Many small objects orbit the Sun coming very near Earth. These objects are named NEOs (Near Earth Objects), and are comets and asteroids that come near our planet. Scientists would say that NEOs have orbits characterized by a perihelion distance less than 1.3 AU.
A first classification of NEOs divides NEC (Near Earth Comets) from NEAs (Near Earth Asteroids) that constitute the vast majority of NEOs and are further divided into three main families, depending on the features of their orbits. In particular they are classified in three groups (Amor, Apollo and Atens) according to their perihelion and aphelion distances and their semi major axes.

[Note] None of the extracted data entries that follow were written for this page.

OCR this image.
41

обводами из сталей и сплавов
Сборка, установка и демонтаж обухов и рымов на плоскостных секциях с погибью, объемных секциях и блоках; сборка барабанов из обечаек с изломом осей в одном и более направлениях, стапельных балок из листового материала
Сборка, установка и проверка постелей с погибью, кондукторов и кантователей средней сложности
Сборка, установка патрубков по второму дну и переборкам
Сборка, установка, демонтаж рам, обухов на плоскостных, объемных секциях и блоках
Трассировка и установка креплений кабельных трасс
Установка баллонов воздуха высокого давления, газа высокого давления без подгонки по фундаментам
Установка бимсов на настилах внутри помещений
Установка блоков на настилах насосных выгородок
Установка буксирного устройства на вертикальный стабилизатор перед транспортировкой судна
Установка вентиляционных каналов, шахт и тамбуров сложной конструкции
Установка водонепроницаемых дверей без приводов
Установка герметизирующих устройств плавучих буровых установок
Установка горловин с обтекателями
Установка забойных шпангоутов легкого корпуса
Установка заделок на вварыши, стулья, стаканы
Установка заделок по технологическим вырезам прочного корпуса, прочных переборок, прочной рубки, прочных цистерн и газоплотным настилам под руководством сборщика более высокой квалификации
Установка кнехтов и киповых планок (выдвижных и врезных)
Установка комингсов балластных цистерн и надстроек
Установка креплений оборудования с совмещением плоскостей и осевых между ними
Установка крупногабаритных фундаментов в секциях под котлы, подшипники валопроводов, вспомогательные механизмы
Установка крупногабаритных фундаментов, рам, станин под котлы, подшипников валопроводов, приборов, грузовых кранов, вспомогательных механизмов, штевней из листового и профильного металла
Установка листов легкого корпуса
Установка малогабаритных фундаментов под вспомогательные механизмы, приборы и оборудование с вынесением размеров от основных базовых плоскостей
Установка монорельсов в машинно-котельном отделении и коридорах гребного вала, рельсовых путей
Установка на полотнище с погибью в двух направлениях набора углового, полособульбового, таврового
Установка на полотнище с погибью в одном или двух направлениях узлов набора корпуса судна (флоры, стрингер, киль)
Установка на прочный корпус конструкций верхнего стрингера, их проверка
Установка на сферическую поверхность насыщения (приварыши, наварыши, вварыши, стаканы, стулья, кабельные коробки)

IEOs (Inner Earth Objects) or asteroids with trajectories that lie entirely in the Earth orbit, represent a last class of objects. These asteroids can occasionally come very close to our planet, but are very difficult to detect from the ground, since the observing geometry places them at small angular distances from the Sun for most of the time, making them invisible against the bright sky background.
How can we study them?
NEOs are studied in many different ways. First of all, scientists have to discover new NEOs. The task isn’t an easy one, since these objects are small, fast-moving and star-like points in the night sky. Usually it is accomplished with imaging telescopes, identifying NEOs by their motion against the slower background stars.
As a second task, the orbits of these objects have to be tracked, in order not to loose them in the future and to know if they could be of some danger for Earth. To do this, many observations need to be combined in what is called a follow-up procedure and an archive of dangerous objects that need to be monitored in time is kept up-to-date.
Once the object has been tracked, its properties (such as dimension, shape, rotation and chemical composition) will be studied by photometric techniques, examining the spectrum reflected by the object. Instruments such as radars are also very useful to determine NEOs' orbits and to create detailed models of their tridimensional shapes.
Of course, going to space to study NEOs is also a possible, valuable solution.